1. Complement the artwork– Choose a frame that complements the artwork itself. Try and select something that will make the artwork the showpiece – not the frame. Looking for a frame that will balance the art is another good place to start. If your art is bright and colorful a simple matt white frame will make the art pop. Another method is to select a feature color from the art and continue that through in the framing – for example, a gold highlight in an artwork can be brought out by a gold or brass frame. Consider the style of the art, is it evoking calm and serenity or mystery and gloom? Choose your frame accordingly. A gloomy piece might suit something more ornate but a serene piece might suit a rustic style painted wooden frame.
2. Complement the room – Ideally, you should know where you are planning to hang the piece before you frame it, as this could make a significant difference to the frame you choose. If you are hanging the art on a colored wall or wallpaper you may want to tone back the frame selection – go for a neutral colour and finish.

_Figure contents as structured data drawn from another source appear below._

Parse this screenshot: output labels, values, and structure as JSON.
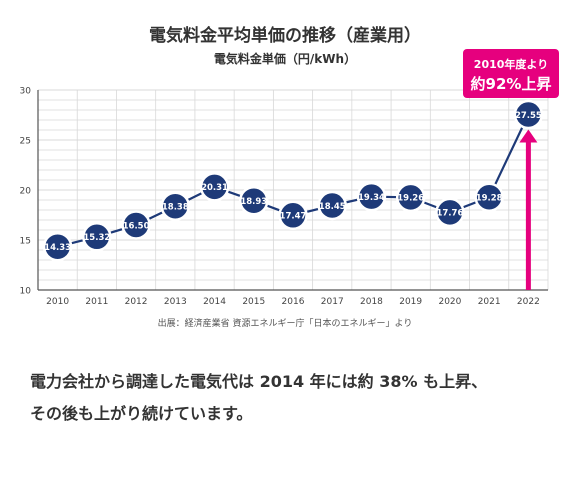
{
  "chart_data": {
    "type": "line",
    "title": "電気料金平均単価の推移（産業用）",
    "subtitle": "電気料金単価（円/kWh）",
    "categories": [
      "2010",
      "2011",
      "2012",
      "2013",
      "2014",
      "2015",
      "2016",
      "2017",
      "2018",
      "2019",
      "2020",
      "2021",
      "2022"
    ],
    "series": [
      {
        "values": [
          14.33,
          15.32,
          16.5,
          18.38,
          20.31,
          18.93,
          17.47,
          18.45,
          19.34,
          19.26,
          17.76,
          19.28,
          27.55
        ]
      }
    ],
    "data_labels": [
      "14.33",
      "15.32",
      "16.50",
      "18.38",
      "20.31",
      "18.93",
      "17.47",
      "18.45",
      "19.34",
      "19.26",
      "17.76",
      "19.28",
      "27.55"
    ],
    "y_ticks": [
      "10",
      "15",
      "20",
      "25",
      "30"
    ],
    "ylim": [
      10,
      30
    ],
    "grid": true,
    "source": "出展：経済産業省 資源エネルギー庁「日本のエネルギー」より",
    "callout": {
      "line1": "2010年度より",
      "line2": "約92%上昇"
    },
    "colors": {
      "line": "#1e3a78",
      "marker": "#1e3a78",
      "highlight": "#e6007e",
      "grid": "#d8d8d8",
      "axis": "#555555"
    }
  },
  "caption": {
    "line1": "電力会社から調達した電気代は 2014 年には約 38% も上昇、",
    "line2": "その後も上がり続けています。"
  }
}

A crisp white wall could look great with black gloss frame. The size of the wall space in which you choose to hang the artwork, may also influence the thickness of the frame. For example, if your ceilings are low, a thinner frame might be more appropriate than a chunky frame which might make the ceilings feel lower. The overall décor of your home will also play a part in your decision. If your home is already eclectic and bold, it could be best to continue the theme by choosing a feature frame for your piece. A minimalist home would be best sticking to neutral tones and paired back textures, avoiding too much pattern.
3. To border or not to border – As a general rule most art looks better with a matt white border. This allows you to create a central focal point in the piece and draws the eye to the art, not the frame. An exception to this rule is vintage style posters which can look amazing framed without a border, right up to the edge of the frame – this will also hide any minor fraying. Art on paper with a purposely textured edge can also look great in a box frame which allows the art to sit back from the glass, giving a ‘boxed in’ look, or with a slight gap between the art and the border’s edge to showcase the unique edging, enhancing the art.
We recommend speaking to your local framer for more advice on framing your artworks as you will always get a better result when using a professional framer.